Das zweite Ziel hält der Experte jedoch für wichtiger. Es ist ein Signal des Kremls an die russische Öffentlichkeit, die Journalisten im Land und die Opposition. Und zwar in der Hinsicht, dass sich die Spielregeln geändert hätten nach der Abstimmung über eine Verfassungsänderung im Sinne von Präsident Wladimir Putin – und sie sich alle vorsehen müssten.

Entfernung des Denkmals für den Weltkriegsgeneral Iwan Konew in Prag 6 (Foto: Michaela Danelová, Archiv des Tschechischen Rundfunks)

Ob die Spionagevorwürfe gegen Safronow eine mögliche reale Basis haben, wagt Pavel Havlíček hingegen nicht zu beurteilen. Dazu fehlten die Informationen. Allerdings verweist der Fachmann darauf, dass Safronow bereits seit Jahren vom Geheimdienst beschattet wurde. Und daher sei es eher unwahrscheinlich, dass es genau jetzt auch zu den angeblichen Spitzeleien für Tschechien gekommen ist.

Der Fall Safronow ist eine weitere Komponente im Streit zwischen Prag und Moskau. In den vergangenen Monaten gab es unter anderem Auseinandersetzungen um die Auslegung der Geschichte. Da ging es zum Beispiel um die Entfernung eines Denkmals für den Weltkriegsgeneral Iwan Konew in Prag oder um eine Gedenktafel für die Wlassow-Armee. Es ließen sich aber auch noch weitere Aufreger nennen. Pavel Havlíček verortet jedoch den Bruch zwischen Tschechien und Russland schon deutlich früher:

Besetzung der Krim durch Russland (Foto: Elizabeth Arrott, Voice of America, Wikimedia Commons, CC0)

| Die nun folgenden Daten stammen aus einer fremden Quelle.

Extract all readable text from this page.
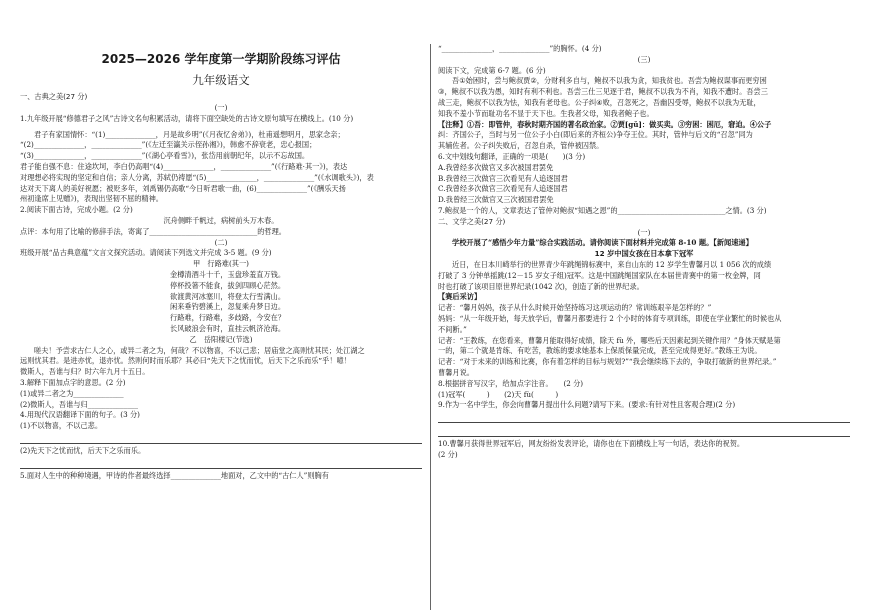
2025—2026 学年度第一学期阶段练习评估
九年级语文
一、古典之美(27 分)
(一)
1.九年级开展“修德君子之风”古诗文名句积累活动，请将下面空缺处的古诗文原句填写在横线上。(10 分)
君子有家国情怀：“(1)______________，月是故乡明”(《月夜忆舍弟》)，杜甫遥想明月，思家念亲；
“(2)______________，______________”(《左迁至瀛关示侄孙湘》)，韩愈不辞衰老，忠心报国；
“(3)______________，______________”(《湖心亭看雪》)，张岱用前朝纪年，以示不忘故国。
君子能自强不息：住途坎坷，李白仍高唱“(4)______________，______________”(《行路难·其一》)，表达
对理想必将实现的坚定和自信；亲人分离，苏轼仍祷愿“(5)______________，______________”(《水调歌头》)，表
达对天下离人的美好祝愿；被贬多年，刘禹锡仍高歌“今日听君歌一曲，(6)______________”(《酬乐天扬
州初逢席上见赠》)，表现出坚韧不屈的精神。
2.阅读下面古诗，完成小题。(2 分)
沉舟侧畔千帆过，病树前头万木春。
点评：本句用了比喻的修辞手法，寄寓了______________________________的哲理。
(二)
班级开展“品古典意蕴”文言文探究活动。请阅读下列选文并完成 3-5 题。(9 分)
甲　行路难(其一)
金樽清酒斗十千，玉盘珍羞直万钱。
停杯投箸不能食，拔剑四顾心茫然。
欲渡黄河冰塞川，将登太行雪满山。
闲来垂钓碧溪上，忽复乘舟梦日边。
行路难，行路难，多歧路，今安在？
长风破浪会有时，直挂云帆济沧海。
乙　岳阳楼记(节选)
嗟夫！予尝求古仁人之心，或异二者之为，何哉？不以物喜，不以己悲；居庙堂之高则忧其民；处江湖之
远则忧其君。是进亦忧，退亦忧。然则何时而乐耶？其必曰“先天下之忧而忧，后天下之乐而乐”乎！噫！
微斯人，吾谁与归？时六年九月十五日。
3.解释下面加点字的意思。(2 分)
(1)或异二者之为______________
(2)微斯人，吾谁与归______________
4.用现代汉语翻译下面的句子。(3 分)
(1)不以物喜，不以己悲。
(2)先天下之忧而忧，后天下之乐而乐。
5.面对人生中的种种境遇，甲诗的作者最终选择______________地面对，乙文中的“古仁人”则胸有
“______________，______________”的胸怀。(4 分)
(三)
阅读下文，完成第 6-7 题。(6 分)
吾①始困时，尝与鲍叔贾②，分财利多自与，鲍叔不以我为贪，知我贫也。吾尝为鲍叔谋事而更穷困
③，鲍叔不以我为愚，知时有利不利也。吾尝三仕三见逐于君，鲍叔不以我为不肖，知我不遭时。吾尝三
战三走，鲍叔不以我为怯，知我有老母也。公子纠④败，召忽死之，吾幽囚受辱，鲍叔不以我为无耻，
知我不羞小节而耻功名不显于天下也。生我者父母，知我者鲍子也。
【注释】①吾：即管仲，春秋时期齐国的著名政治家。②贾[gǔ]：做买卖。③穷困：困厄，窘迫。④公子
纠：齐国公子，当时与另一位公子小白(即后来的齐桓公)争夺王位。其时，管仲与后文的“召忽”同为
其辅佐者。公子纠失败后，召忽自杀，管仲被囚禁。
6.文中划线句翻译，正确的一项是(　　)(3 分)
A.我曾经多次做官又多次被国君罢免
B.我曾经三次做官三次看见有人追逐国君
C.我曾经多次做官三次看见有人追逐国君
D.我曾经三次做官又三次被国君罢免
7.鲍叔是一个的人，文章表达了管仲对鲍叔“知遇之恩”的______________________________之情。(3 分)
二、文学之美(27 分)
(一)
学校开展了“感悟少年力量”综合实践活动。请你阅读下面材料并完成第 8-10 题。【新闻速递】
12 岁中国女孩在日本拿下冠军
近日，在日本川崎举行的世界青少年跳绳锦标赛中，来自山东的 12 岁学生曹馨月以 1 056 次的成绩
打破了 3 分钟单摇跳(12－15 岁女子组)冠军。这是中国跳绳国家队在本届世青赛中的第一枚金牌，同
时也打破了该项目原世界纪录(1042 次)，创造了新的世界纪录。
【赛后采访】
记者：“馨月妈妈，孩子从什么时候开始坚持练习这项运动的？常训练艰辛是怎样的？”
妈妈：“从一年级开始，每天放学后，曹馨月都要进行 2 个小时的体育专项训练，即使在学业繁忙的时候也从
不间断。”
记者：“王教练，在您看来，曹馨月能取得好成绩，除天 fù 外，哪些后天因素起到关键作用？”身体天赋是第
一的，第二个就是肯练、有吃苦，教练的要求她基本上保质保量完成，甚至完成得更好。”教练王为说。
记者：“对于未来的训练和比赛，你有着怎样的目标与规划?”“我会继续练下去的，争取打破新的世界纪录。”
曹馨月说。
8.根据拼音写汉字，给加点字注音。　　(2 分)
(1)冠军(　　　)　　(2)天 fù(　　　)
9.作为一名中学生，你会向曹馨月提出什么问题?请写下来。(要求:有针对性且客观合理)(2 分)
10.曹馨月获得世界冠军后，网友纷纷发表评论，请你也在下面横线上写一句话，表达你的祝贺。
(2 分)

„Den grundlegenden Moment gab es meiner Meinung nach im Jahr 2008 oder 2009. Seinerzeit verhandelte Tschechien mit den USA über die Aufstellung einer Radaranlage in Mittelböhmen. Russland hat damals in einigen konkreten Fällen versucht, ziemlich offen Einfluss zu nehmen auf die Entscheidungsfindung hierzulande. Als dann Tschechien während der EU-Ratspräsidentschaft unter Premier Mirek Topolánek im Konflikt um den Lieferstopp russischen Gases an die Ukraine vermitteln musste, zeigte sich, dass Russland auch Prag gegenüber nicht wohlgesonnen ist. Der große Bruch kam aber dann nach der Besetzung der Krim durch Russland im Jahr 2014. Seitdem sind die tschechisch-russischen Beziehungen auf Talfahrt. Und man weiß nicht, ob es nicht noch weiter bergab geht.“

Der aktuelle Fall um Safronow zeige dabei, dass sich der Kreml gezielt Tschechien als Prügelknaben aussuche…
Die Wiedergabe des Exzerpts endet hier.